Ahrbol is unique because it can be played by almost any member of a family, as long as the person can hold a ball and is able to look for something. That means a toddler who can barely speak can play with older siblings, or grandparents can play with grandchildren. All of them engaged in throwing a ball and finding something. Moreover playing Ahrbol helps family members to listen to one another, to share the same experience. And that experience is real to the body and to the mind.
In contrast to sharing over virtual media. Bonding through active engagement in the same moment of space is very different to liking things on the internet. Holding a ball together, a grandchild and grandparent, hearing laughter, inviting a toddler to find a picture, looking him in the eye as he tries, rewires the heart, the body and the brain. Far deeper than by clicking on a screen. Virtual experiences are more fleeting, as the body has very little part in it. The body-mind encrypts body-mind experiences at a deeper level. So they will be a source of happiness, of solidarity you can fall back on.
Ahrbol was also created with the idea of bringing people together for harmless fun. Away from electronics, away from violence or shooting. There is no element of aggression in the whole game. It is all about cooperation and getting there together.

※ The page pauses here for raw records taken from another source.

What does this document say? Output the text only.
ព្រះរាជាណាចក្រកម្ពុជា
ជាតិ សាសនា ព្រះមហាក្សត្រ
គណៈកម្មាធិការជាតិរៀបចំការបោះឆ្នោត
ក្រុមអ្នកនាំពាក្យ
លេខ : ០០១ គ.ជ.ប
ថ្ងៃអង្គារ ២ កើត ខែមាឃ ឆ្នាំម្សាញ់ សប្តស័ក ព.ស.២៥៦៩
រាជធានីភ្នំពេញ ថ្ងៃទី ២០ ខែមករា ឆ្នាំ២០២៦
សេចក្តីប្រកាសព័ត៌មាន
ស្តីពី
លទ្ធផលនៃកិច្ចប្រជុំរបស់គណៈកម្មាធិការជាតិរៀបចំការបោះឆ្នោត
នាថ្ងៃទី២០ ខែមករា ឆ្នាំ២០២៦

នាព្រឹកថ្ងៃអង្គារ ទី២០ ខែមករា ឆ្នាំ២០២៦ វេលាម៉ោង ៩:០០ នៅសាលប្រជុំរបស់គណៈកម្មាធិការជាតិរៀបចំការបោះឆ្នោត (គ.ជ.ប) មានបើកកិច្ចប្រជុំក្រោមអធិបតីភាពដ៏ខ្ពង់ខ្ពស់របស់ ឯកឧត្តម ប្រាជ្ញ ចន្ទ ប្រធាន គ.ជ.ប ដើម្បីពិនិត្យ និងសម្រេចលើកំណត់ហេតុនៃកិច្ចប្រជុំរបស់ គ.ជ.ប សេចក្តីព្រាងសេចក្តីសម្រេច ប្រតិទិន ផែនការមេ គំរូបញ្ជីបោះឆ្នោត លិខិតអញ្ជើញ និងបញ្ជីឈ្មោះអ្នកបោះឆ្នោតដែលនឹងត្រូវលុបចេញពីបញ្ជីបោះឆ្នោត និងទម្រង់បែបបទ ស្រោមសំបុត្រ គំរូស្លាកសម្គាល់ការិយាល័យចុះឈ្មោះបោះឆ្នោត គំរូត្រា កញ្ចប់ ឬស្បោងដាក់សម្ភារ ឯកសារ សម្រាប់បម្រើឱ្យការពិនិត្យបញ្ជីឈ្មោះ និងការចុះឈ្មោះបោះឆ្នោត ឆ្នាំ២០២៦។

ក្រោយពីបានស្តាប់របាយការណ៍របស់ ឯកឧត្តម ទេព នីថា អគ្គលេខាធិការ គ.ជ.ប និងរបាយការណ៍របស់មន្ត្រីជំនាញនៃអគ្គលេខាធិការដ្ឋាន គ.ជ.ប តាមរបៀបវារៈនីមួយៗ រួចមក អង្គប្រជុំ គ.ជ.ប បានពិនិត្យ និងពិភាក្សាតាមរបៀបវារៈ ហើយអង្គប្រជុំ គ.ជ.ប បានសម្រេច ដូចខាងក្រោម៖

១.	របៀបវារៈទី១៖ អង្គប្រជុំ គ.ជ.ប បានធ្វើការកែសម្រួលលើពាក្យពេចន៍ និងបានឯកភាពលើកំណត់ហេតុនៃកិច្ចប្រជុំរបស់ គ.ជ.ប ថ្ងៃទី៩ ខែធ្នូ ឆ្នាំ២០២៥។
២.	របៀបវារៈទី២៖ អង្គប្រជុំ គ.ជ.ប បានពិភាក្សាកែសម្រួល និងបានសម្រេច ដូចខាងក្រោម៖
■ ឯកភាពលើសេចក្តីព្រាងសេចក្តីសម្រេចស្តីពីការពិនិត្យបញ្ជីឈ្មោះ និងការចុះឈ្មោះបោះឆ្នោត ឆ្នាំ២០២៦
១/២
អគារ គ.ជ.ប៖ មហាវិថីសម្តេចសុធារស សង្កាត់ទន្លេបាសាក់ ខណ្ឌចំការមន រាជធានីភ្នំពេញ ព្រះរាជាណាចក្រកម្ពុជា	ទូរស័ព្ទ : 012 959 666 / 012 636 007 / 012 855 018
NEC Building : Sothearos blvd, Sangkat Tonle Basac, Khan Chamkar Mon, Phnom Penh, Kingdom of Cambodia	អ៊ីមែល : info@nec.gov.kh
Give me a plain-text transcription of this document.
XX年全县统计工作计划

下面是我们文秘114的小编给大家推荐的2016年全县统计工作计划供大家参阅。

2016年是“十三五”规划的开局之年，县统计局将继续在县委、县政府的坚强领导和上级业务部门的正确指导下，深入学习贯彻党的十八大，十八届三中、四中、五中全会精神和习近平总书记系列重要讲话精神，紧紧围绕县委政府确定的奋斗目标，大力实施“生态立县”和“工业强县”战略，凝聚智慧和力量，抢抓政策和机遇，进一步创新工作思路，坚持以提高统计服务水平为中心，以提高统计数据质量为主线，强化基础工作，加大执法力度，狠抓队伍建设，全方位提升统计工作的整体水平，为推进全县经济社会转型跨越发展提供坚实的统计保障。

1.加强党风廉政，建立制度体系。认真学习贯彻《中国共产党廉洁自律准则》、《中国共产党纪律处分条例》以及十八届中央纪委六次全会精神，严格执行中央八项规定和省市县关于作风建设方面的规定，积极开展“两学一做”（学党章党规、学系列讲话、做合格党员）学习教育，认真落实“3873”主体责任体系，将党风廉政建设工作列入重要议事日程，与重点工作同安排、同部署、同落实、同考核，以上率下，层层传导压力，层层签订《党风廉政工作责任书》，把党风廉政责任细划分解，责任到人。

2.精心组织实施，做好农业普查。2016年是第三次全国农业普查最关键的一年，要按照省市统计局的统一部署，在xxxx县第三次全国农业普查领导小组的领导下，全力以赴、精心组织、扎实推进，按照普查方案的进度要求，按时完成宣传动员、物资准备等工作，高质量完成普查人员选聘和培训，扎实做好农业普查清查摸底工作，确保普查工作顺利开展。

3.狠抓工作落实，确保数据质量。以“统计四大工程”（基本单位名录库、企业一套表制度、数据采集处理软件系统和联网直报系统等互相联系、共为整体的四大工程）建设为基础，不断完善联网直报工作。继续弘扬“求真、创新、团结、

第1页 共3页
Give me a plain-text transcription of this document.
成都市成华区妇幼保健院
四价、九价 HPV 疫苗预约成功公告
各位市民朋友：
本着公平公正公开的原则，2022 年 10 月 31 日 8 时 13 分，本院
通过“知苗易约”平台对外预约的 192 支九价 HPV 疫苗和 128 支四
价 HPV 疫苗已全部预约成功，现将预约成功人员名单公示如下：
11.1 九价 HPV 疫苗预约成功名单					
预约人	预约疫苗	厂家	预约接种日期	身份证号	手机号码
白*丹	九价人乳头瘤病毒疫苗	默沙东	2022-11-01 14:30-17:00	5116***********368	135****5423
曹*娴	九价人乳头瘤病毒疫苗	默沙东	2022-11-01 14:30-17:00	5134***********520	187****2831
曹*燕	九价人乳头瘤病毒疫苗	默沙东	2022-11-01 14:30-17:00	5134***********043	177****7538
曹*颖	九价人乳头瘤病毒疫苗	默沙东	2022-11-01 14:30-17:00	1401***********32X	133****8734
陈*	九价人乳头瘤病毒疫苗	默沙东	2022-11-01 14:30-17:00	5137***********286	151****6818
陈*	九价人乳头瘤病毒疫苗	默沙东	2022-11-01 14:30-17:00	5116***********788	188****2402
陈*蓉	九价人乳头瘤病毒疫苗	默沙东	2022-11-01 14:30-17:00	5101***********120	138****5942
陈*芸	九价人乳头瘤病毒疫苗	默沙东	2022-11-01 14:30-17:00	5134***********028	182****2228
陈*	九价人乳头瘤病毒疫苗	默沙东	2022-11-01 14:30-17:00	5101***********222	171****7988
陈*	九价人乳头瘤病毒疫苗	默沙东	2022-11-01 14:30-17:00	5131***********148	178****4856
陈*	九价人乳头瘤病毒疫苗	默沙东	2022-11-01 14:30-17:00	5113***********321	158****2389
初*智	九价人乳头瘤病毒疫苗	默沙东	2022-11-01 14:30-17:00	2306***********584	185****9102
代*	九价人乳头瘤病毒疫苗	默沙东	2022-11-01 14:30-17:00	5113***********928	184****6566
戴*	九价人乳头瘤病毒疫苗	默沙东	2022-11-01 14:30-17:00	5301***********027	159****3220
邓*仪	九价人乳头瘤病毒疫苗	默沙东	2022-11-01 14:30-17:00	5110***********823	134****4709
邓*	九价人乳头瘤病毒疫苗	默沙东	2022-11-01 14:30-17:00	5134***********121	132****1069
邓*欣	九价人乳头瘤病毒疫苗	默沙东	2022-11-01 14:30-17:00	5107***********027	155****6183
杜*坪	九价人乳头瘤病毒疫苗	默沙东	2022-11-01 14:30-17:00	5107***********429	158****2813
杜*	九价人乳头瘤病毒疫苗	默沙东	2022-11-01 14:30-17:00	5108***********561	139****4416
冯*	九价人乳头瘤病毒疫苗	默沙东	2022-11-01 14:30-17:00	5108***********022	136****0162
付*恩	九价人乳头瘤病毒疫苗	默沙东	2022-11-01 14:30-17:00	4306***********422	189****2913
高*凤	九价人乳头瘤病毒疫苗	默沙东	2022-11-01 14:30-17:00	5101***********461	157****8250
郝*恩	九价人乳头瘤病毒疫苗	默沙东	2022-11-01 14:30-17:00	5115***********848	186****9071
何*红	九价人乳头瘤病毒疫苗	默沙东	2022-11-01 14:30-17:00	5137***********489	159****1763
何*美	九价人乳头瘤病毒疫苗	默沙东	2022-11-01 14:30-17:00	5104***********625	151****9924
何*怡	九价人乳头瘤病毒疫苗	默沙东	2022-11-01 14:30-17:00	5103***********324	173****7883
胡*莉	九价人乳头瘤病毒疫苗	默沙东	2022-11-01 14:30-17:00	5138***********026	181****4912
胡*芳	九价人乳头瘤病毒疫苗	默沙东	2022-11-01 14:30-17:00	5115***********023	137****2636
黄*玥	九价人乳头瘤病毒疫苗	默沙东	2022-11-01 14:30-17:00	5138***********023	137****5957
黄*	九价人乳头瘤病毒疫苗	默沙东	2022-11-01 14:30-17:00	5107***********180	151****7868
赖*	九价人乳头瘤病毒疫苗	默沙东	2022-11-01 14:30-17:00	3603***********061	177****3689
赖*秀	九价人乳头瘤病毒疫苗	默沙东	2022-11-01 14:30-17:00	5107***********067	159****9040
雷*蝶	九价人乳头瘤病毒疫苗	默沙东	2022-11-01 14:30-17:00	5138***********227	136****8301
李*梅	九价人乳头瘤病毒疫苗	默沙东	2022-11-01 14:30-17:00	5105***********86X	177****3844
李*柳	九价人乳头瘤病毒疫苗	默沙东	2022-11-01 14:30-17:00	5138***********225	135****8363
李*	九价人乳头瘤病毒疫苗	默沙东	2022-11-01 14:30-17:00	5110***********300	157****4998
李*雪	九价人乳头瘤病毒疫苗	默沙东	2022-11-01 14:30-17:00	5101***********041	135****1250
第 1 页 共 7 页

Playing as a family also helps us to see people in a different light, away from their function, away from obligations, away from scores, away from family problems, helps us to see a person a "whole human being". So while playing you learn to respect each member of the family regardless of scores. Each one playing Ahrbol brings along his very own personality with a unique mobility and a unique way of being curious, showing a bigger palette of him- or herself. While at the same time every member is more aware of his or her duties as a person towards the self, the family and society. Effortlessly. Playing is truly learning and very heart-warming for a family.